新聞記事
2085年7月 山梨県 国防省バイオエレクトロニクス研究所 速水香織のオフィス
「従来の2倍以上の機動性を持つケルベロスが滋賀の山中に出現した。国防省は新型の量産型NCBMを出動させ、周囲に被害が及ぶ前にこれを撃破した」
上田李依は速水香織のオフィスのソファーに座り、新聞の記事を読み上げた。上田の向かいには速水が時折時計を気にしながら朝のコーヒーを飲んでいる。
「ん~、なんか、気に入らないな。この記事」
「どーして?事実でしょ」
「そーですけど、あまりにあっさりし過ぎというか、ソースはどこなんだろ」
「ソースは国防省のはずだよ。昨日だったか、篠原さんから所長に確認の連絡があったみたいだから」
「確認の連絡?」
「量産型NCBMが倒したってことになってるから、そこが重要」
「6機も潰して?」
「でも、いい記事よね。政府も国防省も国民に対していい顔が出来るでしょ。それに、所長は『これでまた予算が取れる』って言ってたよ」
「そんな、パイロットが死んでるのに」
「あ、そのことに梅原君は?」
「大丈夫ですか?って聞いてきたので、NCBMのコクピットは頑丈だからって...。それ以上は聞いて来なかったですけど」
「ケルベロスはともかく、人の死は、ねぇ...」
「.....」
上田は亡くなったパイロットの顔を思い浮かべた。特別親しくしていたわけではなかったが、それでもほぼ毎日のように訓練所で顔を合わせていた人が突然いなくなるのは、それなりにショッキングなことだった。

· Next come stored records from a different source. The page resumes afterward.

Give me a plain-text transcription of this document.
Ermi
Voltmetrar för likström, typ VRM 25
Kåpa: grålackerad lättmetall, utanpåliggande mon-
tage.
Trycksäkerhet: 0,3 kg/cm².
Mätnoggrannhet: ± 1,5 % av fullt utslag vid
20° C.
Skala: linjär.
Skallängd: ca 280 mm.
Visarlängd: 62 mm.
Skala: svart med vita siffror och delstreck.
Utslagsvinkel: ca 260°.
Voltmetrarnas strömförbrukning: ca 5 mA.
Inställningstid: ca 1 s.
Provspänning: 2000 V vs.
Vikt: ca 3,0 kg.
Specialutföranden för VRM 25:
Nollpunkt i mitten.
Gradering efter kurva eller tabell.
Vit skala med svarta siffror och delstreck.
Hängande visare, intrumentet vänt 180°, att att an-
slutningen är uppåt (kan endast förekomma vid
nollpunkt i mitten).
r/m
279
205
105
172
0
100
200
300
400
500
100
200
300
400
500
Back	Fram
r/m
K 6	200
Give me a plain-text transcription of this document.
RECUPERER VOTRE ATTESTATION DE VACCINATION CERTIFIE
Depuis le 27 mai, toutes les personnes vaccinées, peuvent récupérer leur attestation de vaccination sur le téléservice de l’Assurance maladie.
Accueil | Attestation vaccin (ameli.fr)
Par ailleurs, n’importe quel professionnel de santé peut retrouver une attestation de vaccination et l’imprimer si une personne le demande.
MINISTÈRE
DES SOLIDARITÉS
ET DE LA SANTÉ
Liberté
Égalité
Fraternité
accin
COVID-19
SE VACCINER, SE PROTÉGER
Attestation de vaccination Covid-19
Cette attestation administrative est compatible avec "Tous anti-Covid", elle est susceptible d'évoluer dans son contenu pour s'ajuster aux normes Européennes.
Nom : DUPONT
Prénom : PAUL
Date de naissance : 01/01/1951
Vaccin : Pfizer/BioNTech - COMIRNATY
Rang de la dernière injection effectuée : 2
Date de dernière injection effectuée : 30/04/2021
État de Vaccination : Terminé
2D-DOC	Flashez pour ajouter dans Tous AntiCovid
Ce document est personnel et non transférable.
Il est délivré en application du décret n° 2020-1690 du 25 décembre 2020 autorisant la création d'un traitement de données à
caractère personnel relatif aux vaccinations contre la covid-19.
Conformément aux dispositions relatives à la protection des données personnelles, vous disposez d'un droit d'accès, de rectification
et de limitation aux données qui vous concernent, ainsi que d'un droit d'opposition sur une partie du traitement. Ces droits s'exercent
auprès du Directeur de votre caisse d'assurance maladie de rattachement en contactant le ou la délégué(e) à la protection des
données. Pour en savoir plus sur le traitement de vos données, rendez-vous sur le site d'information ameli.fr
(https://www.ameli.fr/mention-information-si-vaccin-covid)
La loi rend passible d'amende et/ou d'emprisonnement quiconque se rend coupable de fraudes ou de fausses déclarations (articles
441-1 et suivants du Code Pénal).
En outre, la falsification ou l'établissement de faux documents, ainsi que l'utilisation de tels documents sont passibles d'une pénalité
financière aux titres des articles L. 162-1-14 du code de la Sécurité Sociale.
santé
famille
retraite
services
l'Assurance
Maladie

上田はこの研究所に来て研究が楽しかった。しかし、自分が関わっているものが兵器である以上、これからも同様なことが起こるのだろうかと考えたら悲しくなった。
「あ、そろそろ時間。行こうか」
速水の言葉に、上田は気持ちを切り替えなきゃと深呼吸をした。
「そうだ。セカンドパイロットの報告はどうします?」
「まだ十分なデータがないから、聞かれたらでいいと思うけど、念のため資料は持っていって」
「はい」
上田は自分の端末に資料がコピーされていることを確認するとソファーから立ち上がった。